Behind the scenes: the curator in winter

What does a museum curator do in the depths of winter when her museum galleries and historic house rooms are closed to the public? Research and writing, of course! The quiet of these weeks since the new year have allowed me to focus on some major tasks that often fall by the wayside during our busy seasons.

One of my winter projects has been the detailed planning for the room settings in the upcoming Southwest outbuilding (you may have seen a Facebook video talking about the building, and read more about the project here and here). I’ve been planning for object conservation, reproduction objects like trunks and a bed, working with a private collector who will be lending a table for the chamber, and discussing textile options with an historic textile scholar. 

 

I’ve also been working on an object list and furnishing details for the Northwest Stair Passage in the house (which Phil Mark, our Director of Preservation, has touched upon quite a bit in his blog posts). There’s not much floor space in this stair passage, but a few key objects will be on display: a clothespress (for linen storage), a folding bed (for overnight guests or servants), and a close stool (a toilet for, well, personal hygiene).

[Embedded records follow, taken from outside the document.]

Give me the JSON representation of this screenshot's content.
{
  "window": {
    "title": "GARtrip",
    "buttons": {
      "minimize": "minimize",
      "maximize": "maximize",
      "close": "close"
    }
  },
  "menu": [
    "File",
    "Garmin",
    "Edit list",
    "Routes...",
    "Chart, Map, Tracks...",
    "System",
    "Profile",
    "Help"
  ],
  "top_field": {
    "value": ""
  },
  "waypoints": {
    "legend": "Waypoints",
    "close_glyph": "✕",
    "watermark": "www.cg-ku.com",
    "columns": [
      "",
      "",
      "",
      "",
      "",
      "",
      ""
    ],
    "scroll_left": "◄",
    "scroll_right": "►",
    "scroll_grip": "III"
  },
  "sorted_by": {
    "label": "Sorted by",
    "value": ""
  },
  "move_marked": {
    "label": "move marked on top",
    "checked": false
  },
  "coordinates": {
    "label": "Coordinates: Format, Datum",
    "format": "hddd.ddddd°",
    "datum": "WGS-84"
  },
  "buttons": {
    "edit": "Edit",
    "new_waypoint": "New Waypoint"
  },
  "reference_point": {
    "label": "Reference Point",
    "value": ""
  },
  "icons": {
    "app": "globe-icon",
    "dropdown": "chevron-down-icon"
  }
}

Another of my goals this winter has been to catalog a backlog of objects that have been sitting waiting for a little bit of research. We had two pistols, for instance, that were found by our accounting staff in a vault in our administration building. 18th-century pistols, I should clarify. Were they accepted for the historic collection and just never transferred over? I’ve been working with a firearms dealer to help with the identification of the pistols, researching their makers and the marks on them.